Tennessee is banking that two companies are better than one when it comes to fixing the state’s troubled standardized testing program.
The legislature’s fiscal review committee gave its blessing Wednesday to hiring New Jersey-based ETS for some chores previously handled by Minnesota-based Questar.
Education Commissioner Candice McQueen said the shift will allow Questar to focus on delivering and scoring the state’s TNReady tests in math and English language arts — tasks that the company has struggled with the last two years.
It also will consolidate all of the state’s test design work with one company since ETS, also known as Educational Testing Service, already develops the questions, instructions, and materials for Tennessee’s social studies and science exams.
Beginning July 1, the change will add up to $12.5 million to ETS’ existing $25 million contract with the state Department of Education that runs through September of 2020.
State officials expect the extra money will be offset by re-negotiating down the cost for Tennessee’s $30 million annual contract with Questar, whose oversight of online testing this spring was plagued by interruptions from a string of technical problems.
McQueen told lawmakers that both companies have done solid work creating test questions and aligning them with Tennessee’s new academic standards — but that ETS has managed that task better.
“They have a much longer history in test development and design,” she said. “They do all our teacher licensure exams. They work across many states. … We’ve had positive interactions with them.”
Splitting the TNReady work among two companies marks a departure for the state Department of Education.
Tennessee has used one testing company at a time since launching the new test in 2016. The first was North Carolina-based Measurement Inc., which McQueen fired over online failures that led to the cancellation of most exams that first year. The state then hired Questar to take over and, except for some scoring problems, TNReady went better in 2017. But this school year, Questar had significant challenges with computerized exams as the state returned to online testing statewide for its older students.
“Testing, we’re learning, is very complex in terms of the number of things that one company is expected to do,” McQueen said.
Beyond creating the questions, testing companies provide Tennessee’s online and paper tests, score the answers, analyze the results to make sure they’re reliable, and report the data.
“We know that certain companies do some pieces much better than others,” McQueen said.

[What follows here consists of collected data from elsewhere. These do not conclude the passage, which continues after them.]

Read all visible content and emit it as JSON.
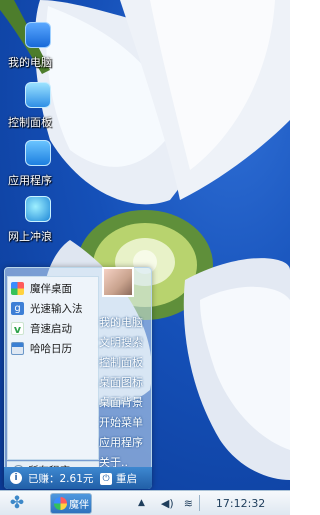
{
  "desktop": {
    "icons": [
      {
        "label": "我的电脑",
        "icon": "computer-icon"
      },
      {
        "label": "控制面板",
        "icon": "control-panel-icon"
      },
      {
        "label": "应用程序",
        "icon": "apps-icon"
      },
      {
        "label": "网上冲浪",
        "icon": "globe-icon"
      }
    ]
  },
  "start_menu": {
    "apps": [
      {
        "label": "魔伴桌面",
        "icon": "mofan-icon"
      },
      {
        "label": "光速输入法",
        "icon": "input-method-icon"
      },
      {
        "label": "音速启动",
        "icon": "voice-launch-icon"
      },
      {
        "label": "哈哈日历",
        "icon": "calendar-icon"
      }
    ],
    "all_programs": "所有程序",
    "links": [
      "我的电脑",
      "文明搜索",
      "控制面板",
      "桌面图标",
      "桌面背景",
      "开始菜单",
      "应用程序",
      "关于.."
    ],
    "earned": "已赚：2.61元",
    "restart": "重启"
  },
  "taskbar": {
    "task_label": "魔伴",
    "clock": "17:12:32"
  },
  "colors": {
    "accent": "#215fa7",
    "desktop_blue": "#1550b8"
  }
}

Questar’s contract ends in November but, even with this year’s problems, likely will be extended through next spring since the company will oversee testing this fall for high school students on nontraditional block schedules. Earlier this month, Gov. Bill Haslam said switching companies in the middle of a school year would present a “practical problem.”
McQueen and her staff faced stern questions about the ETS contract before gaining approval of the fiscal review committee. Among members’ concerns: the cost of testing services, whether the change will smooth out testing next year, and ETS’ purchase of Questar last year. (For details on that deal, read TNReady’s new testing company also owns the old one.)
“They are separate companies,” McQueen said of Questar becoming a subsidiary of ETS. “They have separate contracting, separate contract management, separate CEOS. We were working with ETS before we got in a relationship with Questar.”